Verapamil is a Ca2+ channel blocker and is highly prescribed as an anti-anginal, antiarrhythmic and antihypertensive drug. Ketamine, an antagonist of the Ca2+ -permeable N-methyl-d-aspartate-type glutamate receptors, is a pediatric anesthetic. Previously we have shown that acetyl l-carnitine (ALCAR) reverses ketamine-induced attenuation of heart rate and neurotoxicity in zebrafish embryos. Here, we used 48 h post-fertilization zebrafish embryos that were exposed to relevant drugs for 2 or 4 h. Heart beat and overall development were monitored in vivo. In 48 h post-fertilization embryos, 2 mm ketamine reduced heart rate in a 2 or 4 h exposure and 0.5 mm ALCAR neutralized this effect. ALCAR could reverse ketamine's effect, possibly through a compensatory mechanism involving extracellular Ca2+ entry through L-type Ca2+ channels that ALCAR is known to activate. Hence, we used verapamil to block the L-type Ca2+ channels. Verapamil was more potent in attenuating heart rate and inducing morphological defects in the embryos compared to ketamine at specific times of exposure. ALCAR reversed cardiotoxicity and developmental toxicity in the embryos exposed to verapamil or verapamil plus ketamine, even in the presence of 3,4,5-trimethoxybenzoic acid 8-(diethylamino)octyl ester, an inhibitor of intracellular Ca2+ release suggesting that ALCAR acts via effectors downstream of Ca2+ . In fact, ALCAR's protective effect was blunted by oligomycin A, an inhibitor of adenosine triphosphate synthase that acts downstream of Ca2+ during adenosine triphosphate generation. We have identified, for the first time, using in vivo studies, a downstream effector of ALCAR that is critical in abrogating ketamine- and verapamil-induced developmental toxicities. Published 2016. This article is a U.S. Government work and is in the public domain in the USA.
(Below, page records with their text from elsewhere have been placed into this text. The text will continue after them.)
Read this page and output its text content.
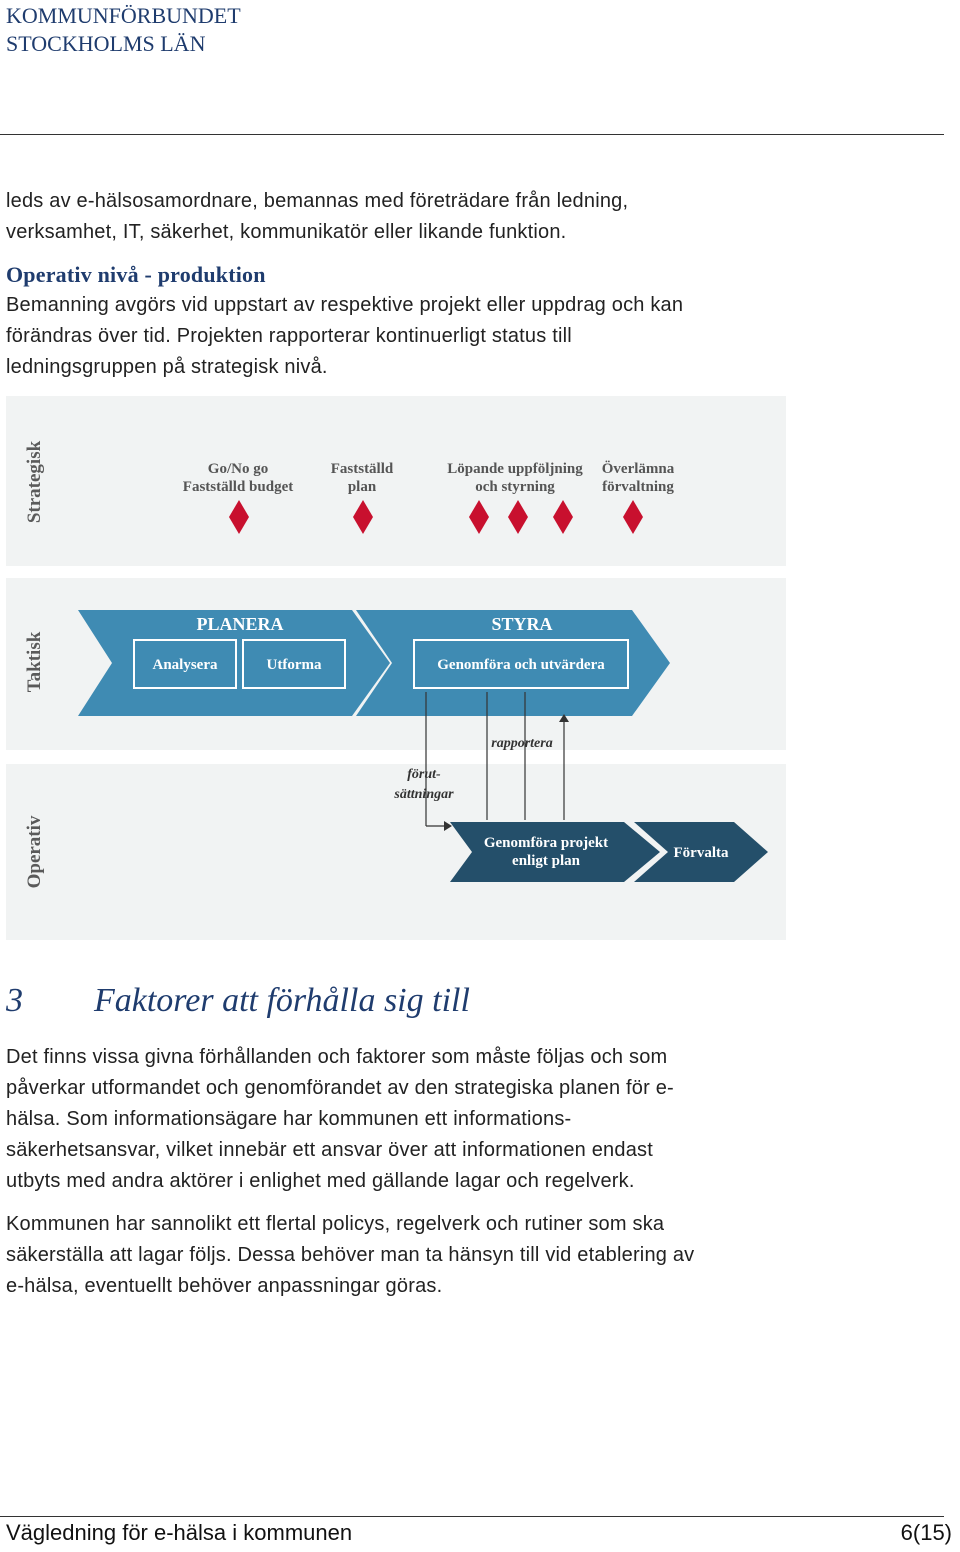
KOMMUNFÖRBUNDET
STOCKHOLMS LÄN

leds av e-hälsosamordnare, bemannas med företrädare från ledning,

verksamhet, IT, säkerhet, kommunikatör eller likande funktion.

Operativ nivå - produktion

Bemanning avgörs vid uppstart av respektive projekt eller uppdrag och kan

förändras över tid. Projekten rapporterar kontinuerligt status till

ledningsgruppen på strategisk nivå.

Strategisk
Taktisk
Operativ
Go/No go
Fastställd budget
Fastställd
plan
Löpande uppföljning
och styrning
Överlämna
förvaltning
PLANERA	STYRA
Analysera	Utforma	Genomföra och utvärdera
rapportera
förut-
sättningar
Genomföra projekt
enligt plan	Förvalta
3 Faktorer att förhålla sig till

Det finns vissa givna förhållanden och faktorer som måste följas och som

påverkar utformandet och genomförandet av den strategiska planen för e-

hälsa. Som informationsägare har kommunen ett informations-

säkerhetsansvar, vilket innebär ett ansvar över att informationen endast

utbyts med andra aktörer i enlighet med gällande lagar och regelverk.

Kommunen har sannolikt ett flertal policys, regelverk och rutiner som ska

säkerställa att lagar följs. Dessa behöver man ta hänsyn till vid etablering av

e-hälsa, eventuellt behöver anpassningar göras.

Vägledning för e-hälsa i kommunen	6(15)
Cyclosporine exacerbates ketamine toxicity in zebrafish: Mechanistic studies on drug-drug interaction.

Cyclosporine A (CsA) is an immunosuppressive drug commonly used in organ transplant patients to prevent allograft rejections. Ketamine is a pediatric anesthetic that noncompetitively inhibits the calcium-permeable N-methyl-d-aspartic acid receptors. Adverse drug-drug interaction effects between ketamine and CsA have been reported in mammals and humans. However, the mechanism of such drug-drug interaction is unclear. We have previously reported adverse effects of combination drugs, such as verapamil/ketamine and shown the mechanism through intervention by other drugs in zebrafish embryos. Here, we show that ketamine and CsA in combination produce developmental toxicity even leading to lethality in zebrafish larvae when exposure began at 24 h post-fertilization (hpf), whereas CsA did not cause any toxicity on its own. We also demonstrate that acetyl l-carnitine (ALCAR) completely reversed the adverse effects. Both ketamine and CsA are CYP3A4 substrates. Although ketamine and CsA independently altered the expression of the hepatic marker CYP3A65, a zebrafish ortholog of human CYP3A4, both drugs together induced further increase in CYP3A65 expression. In the presence of ALCAR, however, CYP3A65 expression was normalized. ALCAR has been shown to prevent ketamine toxicity in mammal and zebrafish. In conclusion, CsA exacerbated ketamine toxicity and ALCAR reversed the effects. These results, providing evidence for the first time on the reversal of the adverse effects of CsA/ketamine interaction by ALCAR, would prove useful in addressing potential occurrences of such toxicities in humans. Published 2017. This article is a U.S. Government work and is in the public domain in the USA.